HiZ is next in line for implementation. Between these two upgrades the performance of open source drivers will improve significantly.

http://www.phoronix.com/scan.php?page=news_item&px=MTA1MjY
http://www.phoronix.com/scan.php?page=news_item&px=MTA1NTE

They should make up a great deal of the gap to the performance of the closed binary drivers.

By the end of the year this will resolve itself. The path ahead for Linux graphics is clearly NOT via the binary drivers, but rather via the open source drivers.

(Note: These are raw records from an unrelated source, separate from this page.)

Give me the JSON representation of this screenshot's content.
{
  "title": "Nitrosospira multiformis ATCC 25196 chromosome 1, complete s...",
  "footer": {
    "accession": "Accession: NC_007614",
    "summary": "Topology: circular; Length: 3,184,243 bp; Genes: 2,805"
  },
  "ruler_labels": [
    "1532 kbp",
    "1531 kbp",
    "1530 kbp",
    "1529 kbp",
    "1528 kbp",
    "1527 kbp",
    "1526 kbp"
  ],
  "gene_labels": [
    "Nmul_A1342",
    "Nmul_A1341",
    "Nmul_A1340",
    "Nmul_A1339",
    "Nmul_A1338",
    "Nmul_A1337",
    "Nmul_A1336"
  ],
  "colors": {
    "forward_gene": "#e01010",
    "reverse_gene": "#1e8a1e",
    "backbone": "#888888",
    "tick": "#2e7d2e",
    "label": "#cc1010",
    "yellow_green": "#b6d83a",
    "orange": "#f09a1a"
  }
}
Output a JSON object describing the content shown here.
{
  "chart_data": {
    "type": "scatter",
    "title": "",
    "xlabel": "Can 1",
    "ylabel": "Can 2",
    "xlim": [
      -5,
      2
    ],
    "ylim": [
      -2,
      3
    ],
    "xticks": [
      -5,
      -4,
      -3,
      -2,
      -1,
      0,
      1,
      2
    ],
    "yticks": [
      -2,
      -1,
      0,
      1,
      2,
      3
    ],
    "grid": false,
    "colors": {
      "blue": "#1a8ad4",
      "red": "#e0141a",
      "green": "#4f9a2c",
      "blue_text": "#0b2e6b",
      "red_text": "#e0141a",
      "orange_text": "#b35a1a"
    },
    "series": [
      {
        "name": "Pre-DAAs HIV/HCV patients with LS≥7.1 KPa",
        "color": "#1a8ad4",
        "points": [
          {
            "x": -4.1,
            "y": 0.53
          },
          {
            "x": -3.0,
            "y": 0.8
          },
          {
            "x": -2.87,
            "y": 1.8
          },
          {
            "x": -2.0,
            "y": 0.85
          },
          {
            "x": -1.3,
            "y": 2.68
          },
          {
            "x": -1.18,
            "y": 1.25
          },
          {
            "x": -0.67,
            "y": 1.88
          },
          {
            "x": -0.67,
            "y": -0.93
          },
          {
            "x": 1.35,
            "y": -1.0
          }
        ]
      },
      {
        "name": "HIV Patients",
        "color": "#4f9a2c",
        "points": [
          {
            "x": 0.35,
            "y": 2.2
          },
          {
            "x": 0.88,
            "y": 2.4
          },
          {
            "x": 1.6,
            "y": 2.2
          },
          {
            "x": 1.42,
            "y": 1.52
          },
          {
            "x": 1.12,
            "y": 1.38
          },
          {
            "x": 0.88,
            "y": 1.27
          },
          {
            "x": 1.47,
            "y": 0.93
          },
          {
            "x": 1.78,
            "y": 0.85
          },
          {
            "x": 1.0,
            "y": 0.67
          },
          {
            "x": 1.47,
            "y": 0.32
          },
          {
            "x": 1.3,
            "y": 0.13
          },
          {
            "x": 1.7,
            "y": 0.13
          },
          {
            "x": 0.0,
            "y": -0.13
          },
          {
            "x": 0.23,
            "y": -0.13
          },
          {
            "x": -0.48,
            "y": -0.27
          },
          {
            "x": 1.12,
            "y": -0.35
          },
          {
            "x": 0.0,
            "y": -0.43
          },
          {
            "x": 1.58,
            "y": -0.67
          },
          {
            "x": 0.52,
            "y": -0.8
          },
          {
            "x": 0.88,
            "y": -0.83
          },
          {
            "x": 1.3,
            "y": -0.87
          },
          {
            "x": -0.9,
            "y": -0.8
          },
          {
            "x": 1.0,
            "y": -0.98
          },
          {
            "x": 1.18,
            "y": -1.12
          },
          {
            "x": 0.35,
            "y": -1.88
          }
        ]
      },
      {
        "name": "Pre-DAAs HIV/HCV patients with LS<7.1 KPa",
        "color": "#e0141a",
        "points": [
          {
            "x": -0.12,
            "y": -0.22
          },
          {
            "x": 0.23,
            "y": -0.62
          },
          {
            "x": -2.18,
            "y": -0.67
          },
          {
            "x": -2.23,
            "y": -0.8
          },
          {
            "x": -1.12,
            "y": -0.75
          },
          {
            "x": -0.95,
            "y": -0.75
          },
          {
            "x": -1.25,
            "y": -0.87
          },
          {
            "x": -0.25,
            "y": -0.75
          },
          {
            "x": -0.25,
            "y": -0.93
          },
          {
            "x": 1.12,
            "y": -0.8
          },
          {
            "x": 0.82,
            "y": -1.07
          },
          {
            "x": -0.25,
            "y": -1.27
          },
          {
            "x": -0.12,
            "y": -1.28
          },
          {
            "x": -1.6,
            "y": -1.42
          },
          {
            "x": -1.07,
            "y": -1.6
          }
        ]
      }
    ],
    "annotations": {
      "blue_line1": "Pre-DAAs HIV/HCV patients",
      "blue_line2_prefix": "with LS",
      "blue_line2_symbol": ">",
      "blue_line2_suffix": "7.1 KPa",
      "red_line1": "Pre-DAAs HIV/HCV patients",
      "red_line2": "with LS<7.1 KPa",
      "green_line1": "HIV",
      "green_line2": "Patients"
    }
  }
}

Edited 2012-02-12 10:57 UTC

Reply Score: 3

RE[4]: Re:
by renox on Sun 12th Feb 2012 15:39 UTC in reply to "RE[3]: Re:"
renox Member since:
2005-07-06

Catching up fast?
Maybe, OpenGL rendering is improving but note that there are other things that videocards do: video acceleration, GPGPU.
Both aren't ready on opensource drivers..

Reply Score: 2

RE[5]: Re:
by lemur2 on Mon 13th Feb 2012 10:29 UTC in reply to "RE[4]: Re:"
lemur2 Member since:
2007-02-17

Catching up fast?
Maybe, OpenGL rendering is improving but note that there are other things that videocards do: video acceleration, GPGPU.
Both aren't ready on opensource drivers..


OpenCL (GPGPU) for open source drivers is a wok in progress. Some of the required components have been done, but most are still to be started.

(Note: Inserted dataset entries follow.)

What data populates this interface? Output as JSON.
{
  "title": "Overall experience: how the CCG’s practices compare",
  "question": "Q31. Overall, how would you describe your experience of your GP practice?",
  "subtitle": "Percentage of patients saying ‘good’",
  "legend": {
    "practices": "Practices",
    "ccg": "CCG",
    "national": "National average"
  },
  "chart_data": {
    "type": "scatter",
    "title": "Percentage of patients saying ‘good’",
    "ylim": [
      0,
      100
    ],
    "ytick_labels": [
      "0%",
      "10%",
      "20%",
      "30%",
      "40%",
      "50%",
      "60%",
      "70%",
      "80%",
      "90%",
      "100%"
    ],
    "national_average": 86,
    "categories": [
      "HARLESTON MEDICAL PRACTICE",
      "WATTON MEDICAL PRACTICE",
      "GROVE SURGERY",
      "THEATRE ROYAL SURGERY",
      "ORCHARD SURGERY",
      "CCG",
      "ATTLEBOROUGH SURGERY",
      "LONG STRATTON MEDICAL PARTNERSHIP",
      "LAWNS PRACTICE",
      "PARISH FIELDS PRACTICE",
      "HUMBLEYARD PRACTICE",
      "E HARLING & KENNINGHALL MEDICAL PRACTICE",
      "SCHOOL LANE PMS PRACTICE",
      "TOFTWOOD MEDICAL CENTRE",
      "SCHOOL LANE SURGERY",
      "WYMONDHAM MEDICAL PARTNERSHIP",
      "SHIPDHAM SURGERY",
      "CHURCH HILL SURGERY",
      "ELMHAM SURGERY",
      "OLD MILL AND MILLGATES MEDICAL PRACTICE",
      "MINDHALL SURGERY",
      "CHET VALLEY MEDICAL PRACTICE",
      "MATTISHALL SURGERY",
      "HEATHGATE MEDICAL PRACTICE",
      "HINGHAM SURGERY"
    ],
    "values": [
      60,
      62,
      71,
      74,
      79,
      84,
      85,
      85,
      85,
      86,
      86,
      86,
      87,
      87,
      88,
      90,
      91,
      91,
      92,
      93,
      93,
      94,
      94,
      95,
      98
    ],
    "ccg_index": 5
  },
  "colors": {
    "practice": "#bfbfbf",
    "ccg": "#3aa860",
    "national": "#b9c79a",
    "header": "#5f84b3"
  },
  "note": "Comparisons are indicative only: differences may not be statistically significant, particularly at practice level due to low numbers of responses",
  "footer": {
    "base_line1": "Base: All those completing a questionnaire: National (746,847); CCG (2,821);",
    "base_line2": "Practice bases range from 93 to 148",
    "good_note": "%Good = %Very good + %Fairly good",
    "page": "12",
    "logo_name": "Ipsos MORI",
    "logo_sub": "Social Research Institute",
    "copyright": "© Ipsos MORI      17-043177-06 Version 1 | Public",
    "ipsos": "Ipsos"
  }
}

Video acceleration works fine for the Intel open source drivers.

The groundwork for video acceleration using UVD for Radeon open source drivers has been started, but the critical programming information has not yet been released. This is held up through lack of this information.

http://www.phoronix.com/scan.php?page=news_item&px=MTAwNzg

Reply Score: 2

Old X non-feature
by siki_miki on Sun 12th Feb 2012 00:28 UTC
siki_miki
Member since:
2006-01-17

Is there support for suspending clients if Wayland server goes away (like in case of crashed compositing manager - now in server process as far as I understood)? E.g. client-side library could handle this and re-establish IPC once the server is restarted, either in normal or fallbck mode.

X client side has a bad habit of killing the app in case that X server goes away, and I always thought that protocol rewrite is right moment to implement ability to reconnect, instead of retrofitting it into Xlib(XCB) which is next to impossible.

Another issue: window decorations - are they client side now? Does server take over window controls if application becomes unresponsive (no problem in X because decorations are handled by the WM process)?

Reply Score: 2

RE: Old X non-feature
by moondevil on Sun 12th Feb 2012 10:40 UTC in reply to "Old X non-feature"
moondevil Member since:
2005-07-08

This was discussed at FOSDEM 2012.

Yes, the decorations are now client side as it is the case in Mac OS X and Windows.

They are still thinking what to do with unresponsive applications, there is yet to be a final decision in what to do in those cases.

Reply Score: 2

RE: Old X non-feature
by renox on Sun 12th Feb 2012 13:08 UTC in reply to "Old X non-feature"
renox Member since:
2005-07-06

About reconnection issue: is-it an X protocol issue, an implementation issue or an application issue?

Reply Score: 2

RE[2]: Old X non-feature
by siki_miki on Mon 13th Feb 2012 11:23 UTC in reply to "RE: Old X non-feature"
siki_miki Member since:
2006-01-17

About reconnection issue: is-it an X protocol issue, an implementation issue or an application issue?


Probably a problem in many layers. Client side problem is I guess in Xlib(XCB) which asserts when server closes sockets (not sure, but I suppose it works that way). These omnipresent libraries have some expected behavior and changing that to introduce suspend in X communication would be problematic or complex.

The protocol? Extensions have worked well over the past in fixing problems. Basically only a subset used often these days could be supported (client side drawing "mode"), so any ABI's not compatible with restarting could be avoided or extended if needed.

Then there is also state on the server side that has to be renegotiated if server is restarted, like where shared buffers are.

I suppose that Wayland now is a better place to land this kind of stuff instead of very invasive changes in X that this would require (and a headache of app compatibility which would be selective). Not sure if it has been planned or discussed for Wayland, however.